Os cinco principais candidatos à Prefeitura do Rio de Janeiro participaram na noite desta quarta-feira (3) do último debate antes do primeiro turno, organizado pela Globo.
Líder nas pesquisas, o prefeito Eduardo Paes (PSD) desinformou ao alegar que “o orçamento da Saúde na Prefeitura do Rio, para cuidar só da cidade do Rio de Janeiro, é maior do que o do estado para cuidar de todo o estado do Rio de Janeiro”. Na verdade, o orçamento da pasta estadual é cerca de R$ 1,7 bilhão maior que o da municipal.
Adversários citaram dados incorretos para criticar a atual gestão. O deputado Alexandre Ramagem (PL) enganou ao dizer que o candidato à reeleição cortou em 40% as verbas destinadas ao meio ambiente.
Tarcísio Motta (PSOL) também desinformou para fustigar o prefeito — ao dizer que, em 2022, Paes só apoiou Lula (PT) às vésperas do primeiro turno daquele ano.
Os candidatos distorceram ainda estatísticas sobre políticas públicas. Não é verdade, por exemplo, que as notas no Saeb (Sistema de Avaliação da Educação Básica) de matemática e português “caíram em relação a 10 anos atrás”, como alegou Marcelo Queiroz (PP).
E o deputado estadual Rodrigo Amorim (União Brasil) — cuja candidatura foi indeferida pelo TRE-RJ horas antes — buscou nacionalizar o debate ao afirmar que Lula já defendeu “roubar celular para tomar cerveja”, o que é mentira.
Confira o que checamos:
1. Eduardo Paes (PSD)
“Hoje, o orçamento da Saúde na Prefeitura do Rio, para cuidar só da cidade do Rio de Janeiro, é maior do que o do estado para cuidar de todo o estado do Rio de Janeiro.”
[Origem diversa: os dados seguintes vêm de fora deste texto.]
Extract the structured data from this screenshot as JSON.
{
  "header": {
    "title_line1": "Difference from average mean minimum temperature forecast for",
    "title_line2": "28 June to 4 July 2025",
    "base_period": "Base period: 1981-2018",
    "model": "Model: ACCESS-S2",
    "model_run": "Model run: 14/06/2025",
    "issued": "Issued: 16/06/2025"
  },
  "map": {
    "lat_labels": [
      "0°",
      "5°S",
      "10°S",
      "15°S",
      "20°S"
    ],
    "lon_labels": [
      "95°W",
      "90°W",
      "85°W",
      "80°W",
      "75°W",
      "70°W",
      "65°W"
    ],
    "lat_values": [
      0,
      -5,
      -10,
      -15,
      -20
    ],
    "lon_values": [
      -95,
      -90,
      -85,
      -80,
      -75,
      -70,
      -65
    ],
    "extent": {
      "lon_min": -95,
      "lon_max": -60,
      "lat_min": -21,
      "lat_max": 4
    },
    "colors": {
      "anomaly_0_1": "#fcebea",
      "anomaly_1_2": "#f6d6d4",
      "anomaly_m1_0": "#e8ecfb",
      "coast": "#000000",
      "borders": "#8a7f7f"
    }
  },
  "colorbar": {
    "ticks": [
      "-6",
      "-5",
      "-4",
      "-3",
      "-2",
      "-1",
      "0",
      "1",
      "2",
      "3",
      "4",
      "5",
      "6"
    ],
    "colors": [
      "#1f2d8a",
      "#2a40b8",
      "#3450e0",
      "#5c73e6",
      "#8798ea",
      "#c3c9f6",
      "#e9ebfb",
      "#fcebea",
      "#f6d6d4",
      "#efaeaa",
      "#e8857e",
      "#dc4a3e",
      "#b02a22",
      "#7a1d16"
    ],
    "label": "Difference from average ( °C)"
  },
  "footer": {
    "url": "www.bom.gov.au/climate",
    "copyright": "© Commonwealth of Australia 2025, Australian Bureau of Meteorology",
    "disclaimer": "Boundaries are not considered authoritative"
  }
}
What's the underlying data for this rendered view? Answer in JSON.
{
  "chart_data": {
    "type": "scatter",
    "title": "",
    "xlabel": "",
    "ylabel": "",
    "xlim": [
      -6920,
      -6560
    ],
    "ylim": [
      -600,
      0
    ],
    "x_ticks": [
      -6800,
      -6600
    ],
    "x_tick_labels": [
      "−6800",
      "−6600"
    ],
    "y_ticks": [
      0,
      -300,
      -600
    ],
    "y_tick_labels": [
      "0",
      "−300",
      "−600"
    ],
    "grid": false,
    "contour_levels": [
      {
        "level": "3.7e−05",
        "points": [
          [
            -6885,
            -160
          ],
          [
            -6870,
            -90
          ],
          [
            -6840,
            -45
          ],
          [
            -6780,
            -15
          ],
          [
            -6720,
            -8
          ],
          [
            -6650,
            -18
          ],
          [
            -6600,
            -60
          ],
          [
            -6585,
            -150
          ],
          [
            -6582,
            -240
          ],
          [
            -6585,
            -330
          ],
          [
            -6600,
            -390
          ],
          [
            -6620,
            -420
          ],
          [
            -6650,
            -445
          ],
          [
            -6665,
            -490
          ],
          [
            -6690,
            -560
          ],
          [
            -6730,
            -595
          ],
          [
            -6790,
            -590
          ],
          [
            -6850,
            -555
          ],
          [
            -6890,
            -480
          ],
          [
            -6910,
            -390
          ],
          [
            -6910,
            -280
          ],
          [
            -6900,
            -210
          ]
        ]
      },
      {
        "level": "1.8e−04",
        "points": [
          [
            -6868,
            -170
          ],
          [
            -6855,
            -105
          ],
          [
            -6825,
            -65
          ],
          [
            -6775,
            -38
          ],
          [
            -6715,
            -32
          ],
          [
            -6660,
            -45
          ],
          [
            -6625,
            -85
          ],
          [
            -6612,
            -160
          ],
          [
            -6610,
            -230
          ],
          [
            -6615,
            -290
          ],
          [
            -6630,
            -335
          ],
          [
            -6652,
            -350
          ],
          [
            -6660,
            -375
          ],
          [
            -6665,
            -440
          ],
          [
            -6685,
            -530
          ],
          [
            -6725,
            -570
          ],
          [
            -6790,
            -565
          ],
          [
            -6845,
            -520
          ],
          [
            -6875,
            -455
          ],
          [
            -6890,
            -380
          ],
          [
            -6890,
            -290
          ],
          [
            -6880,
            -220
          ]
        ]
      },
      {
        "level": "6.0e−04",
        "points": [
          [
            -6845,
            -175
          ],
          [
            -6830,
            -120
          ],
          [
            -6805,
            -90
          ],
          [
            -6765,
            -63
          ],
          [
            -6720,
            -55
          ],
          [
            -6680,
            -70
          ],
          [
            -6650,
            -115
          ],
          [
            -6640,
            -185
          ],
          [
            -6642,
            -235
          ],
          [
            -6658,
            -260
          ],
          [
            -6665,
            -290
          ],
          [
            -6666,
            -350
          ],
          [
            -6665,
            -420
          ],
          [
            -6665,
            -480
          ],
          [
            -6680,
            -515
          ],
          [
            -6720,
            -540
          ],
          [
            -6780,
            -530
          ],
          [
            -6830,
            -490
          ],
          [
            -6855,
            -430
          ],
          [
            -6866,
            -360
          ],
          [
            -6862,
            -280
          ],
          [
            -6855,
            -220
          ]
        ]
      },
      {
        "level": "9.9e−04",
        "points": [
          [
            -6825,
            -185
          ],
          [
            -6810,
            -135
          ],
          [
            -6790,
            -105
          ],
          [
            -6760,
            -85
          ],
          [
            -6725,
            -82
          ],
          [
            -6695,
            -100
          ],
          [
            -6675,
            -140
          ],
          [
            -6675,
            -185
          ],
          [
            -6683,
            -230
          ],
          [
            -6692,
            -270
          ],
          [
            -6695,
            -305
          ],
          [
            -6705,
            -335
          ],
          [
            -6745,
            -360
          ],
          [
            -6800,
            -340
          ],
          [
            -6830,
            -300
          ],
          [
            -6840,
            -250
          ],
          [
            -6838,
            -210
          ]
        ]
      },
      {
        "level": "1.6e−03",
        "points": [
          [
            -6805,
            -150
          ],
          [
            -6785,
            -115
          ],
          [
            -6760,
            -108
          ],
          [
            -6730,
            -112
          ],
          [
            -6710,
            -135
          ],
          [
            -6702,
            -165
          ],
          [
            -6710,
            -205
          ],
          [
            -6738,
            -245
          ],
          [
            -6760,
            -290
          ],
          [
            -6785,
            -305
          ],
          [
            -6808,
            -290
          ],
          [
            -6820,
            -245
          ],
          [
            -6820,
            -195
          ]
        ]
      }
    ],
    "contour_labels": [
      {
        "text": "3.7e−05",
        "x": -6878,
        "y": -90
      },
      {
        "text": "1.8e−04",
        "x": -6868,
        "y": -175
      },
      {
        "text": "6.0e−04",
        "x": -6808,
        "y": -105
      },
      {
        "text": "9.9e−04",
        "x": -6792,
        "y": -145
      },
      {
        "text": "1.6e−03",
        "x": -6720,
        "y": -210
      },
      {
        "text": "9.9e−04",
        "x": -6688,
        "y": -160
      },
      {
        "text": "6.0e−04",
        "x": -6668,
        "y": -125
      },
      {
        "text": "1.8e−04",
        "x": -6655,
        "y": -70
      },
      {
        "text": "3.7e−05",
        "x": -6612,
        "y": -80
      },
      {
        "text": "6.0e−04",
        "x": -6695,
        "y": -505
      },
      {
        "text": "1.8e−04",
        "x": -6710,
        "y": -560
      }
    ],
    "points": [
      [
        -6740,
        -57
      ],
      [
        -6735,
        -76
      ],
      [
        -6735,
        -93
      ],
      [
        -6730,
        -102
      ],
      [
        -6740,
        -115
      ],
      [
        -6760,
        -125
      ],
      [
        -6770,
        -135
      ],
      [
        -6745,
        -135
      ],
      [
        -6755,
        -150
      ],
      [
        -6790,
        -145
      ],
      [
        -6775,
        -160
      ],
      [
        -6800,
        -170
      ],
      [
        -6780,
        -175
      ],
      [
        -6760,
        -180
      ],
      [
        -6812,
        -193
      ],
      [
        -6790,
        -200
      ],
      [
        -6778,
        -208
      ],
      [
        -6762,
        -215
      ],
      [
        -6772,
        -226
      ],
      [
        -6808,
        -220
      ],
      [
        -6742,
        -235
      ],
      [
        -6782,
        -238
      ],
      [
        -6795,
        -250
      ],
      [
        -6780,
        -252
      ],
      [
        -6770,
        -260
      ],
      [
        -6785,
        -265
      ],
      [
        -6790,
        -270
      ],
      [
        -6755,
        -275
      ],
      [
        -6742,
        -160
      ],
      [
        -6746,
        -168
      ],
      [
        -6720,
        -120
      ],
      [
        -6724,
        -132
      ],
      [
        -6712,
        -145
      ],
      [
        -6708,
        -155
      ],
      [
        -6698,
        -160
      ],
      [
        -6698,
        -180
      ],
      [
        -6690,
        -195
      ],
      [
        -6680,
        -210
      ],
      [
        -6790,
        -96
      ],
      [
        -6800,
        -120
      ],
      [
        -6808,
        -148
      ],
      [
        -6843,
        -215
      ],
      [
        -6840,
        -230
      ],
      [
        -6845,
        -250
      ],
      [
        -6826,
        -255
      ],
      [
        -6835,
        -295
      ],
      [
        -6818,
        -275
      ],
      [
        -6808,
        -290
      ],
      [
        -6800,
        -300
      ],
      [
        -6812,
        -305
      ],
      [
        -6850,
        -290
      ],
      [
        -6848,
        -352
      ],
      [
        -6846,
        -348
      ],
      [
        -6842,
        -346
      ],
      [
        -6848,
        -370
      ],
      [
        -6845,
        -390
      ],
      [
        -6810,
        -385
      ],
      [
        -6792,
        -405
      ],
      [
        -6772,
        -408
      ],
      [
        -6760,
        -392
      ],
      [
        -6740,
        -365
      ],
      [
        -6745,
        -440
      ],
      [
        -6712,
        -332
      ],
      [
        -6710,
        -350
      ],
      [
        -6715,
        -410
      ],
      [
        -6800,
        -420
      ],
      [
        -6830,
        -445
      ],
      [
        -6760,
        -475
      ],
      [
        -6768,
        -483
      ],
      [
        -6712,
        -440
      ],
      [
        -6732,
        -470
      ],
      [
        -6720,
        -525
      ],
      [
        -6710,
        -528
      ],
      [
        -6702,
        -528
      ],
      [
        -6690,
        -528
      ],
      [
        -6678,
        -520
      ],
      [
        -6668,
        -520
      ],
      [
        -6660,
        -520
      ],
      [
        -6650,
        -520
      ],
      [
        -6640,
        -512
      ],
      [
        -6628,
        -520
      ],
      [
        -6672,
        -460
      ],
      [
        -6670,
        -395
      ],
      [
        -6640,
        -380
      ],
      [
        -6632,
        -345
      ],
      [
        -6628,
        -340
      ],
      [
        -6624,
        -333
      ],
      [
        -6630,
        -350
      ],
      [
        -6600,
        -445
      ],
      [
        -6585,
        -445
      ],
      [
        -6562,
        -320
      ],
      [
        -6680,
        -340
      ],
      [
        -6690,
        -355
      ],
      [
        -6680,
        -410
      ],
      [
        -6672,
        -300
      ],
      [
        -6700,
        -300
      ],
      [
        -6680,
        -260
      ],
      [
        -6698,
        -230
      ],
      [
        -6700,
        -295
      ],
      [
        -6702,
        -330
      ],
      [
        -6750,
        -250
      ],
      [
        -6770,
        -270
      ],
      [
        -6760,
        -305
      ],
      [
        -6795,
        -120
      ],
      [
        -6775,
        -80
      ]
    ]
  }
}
A declaração do prefeito é FALSA, porque o orçamento total da Secretaria Municipal de Saúde do Rio de Janeiro não é superior ao valor previsto para a Secretaria Estadual de Saúde.
A LOA (Lei Orçamentária Anual) deste ano previu R$ 9,1 bilhões em recursos para a Secretaria Municipal de Saúde, dos quais R$ 6,6 bilhões já foram empenhados. Já o orçamento previsto para a Secretaria Estadual de Saúde neste ano é de R$ 10,8 bilhões, sendo que R$ 9,5 bilhões já foram empenhados e R$ 8,9 bilhões gastos.
Os dados de 2023 também não condizem com as informações citadas pelo prefeito. No ano passado, a secretaria municipal teve dotação orçamentária de R$ 7,8 bilhões, sendo que 7,5 bilhões foram pagos. Já a da secretaria estadual teve orçamento de R$ 11,4 bilhões, sendo que R$ 10,4 bilhões foram pagos.
Questionada pelo Aos Fatos, a assessoria da campanha de Paes não comentou sobre os valores orçamentários. Alegou que a ideia era fazer uma comparação proporcional e que “o orçamento da Secretaria Municipal de Saúde em comparação à Secretaria Estadual de Saúde é realmente maior quando leva-se em consideração o investimento per capita das pastas”.
“No dia em que foram divulgados os últimos índices de segurança pública, em que dobrou o número de roubo de veículo, de carga, um celular roubado a cada nove minutos no Rio de Janeiro, o senhor estava ao lado do seu padrinho, o governador Cláudio Castro, que é quem comanda a segurança pública, no Rock in Rio.”
Não é verdade que Alexandre Ramagem esteve no Rock in Rio no mesmo dia que dados referentes ao mês de agosto de 2024 foram divulgados pelo ISP (Instituto de Segurança Pública) do Rio de Janeiro.
Ramagem esteve no Rock in Rio no dia 13 de setembro, e os índices foram divulgados pelo ISP seis dias depois, em 19 de setembro.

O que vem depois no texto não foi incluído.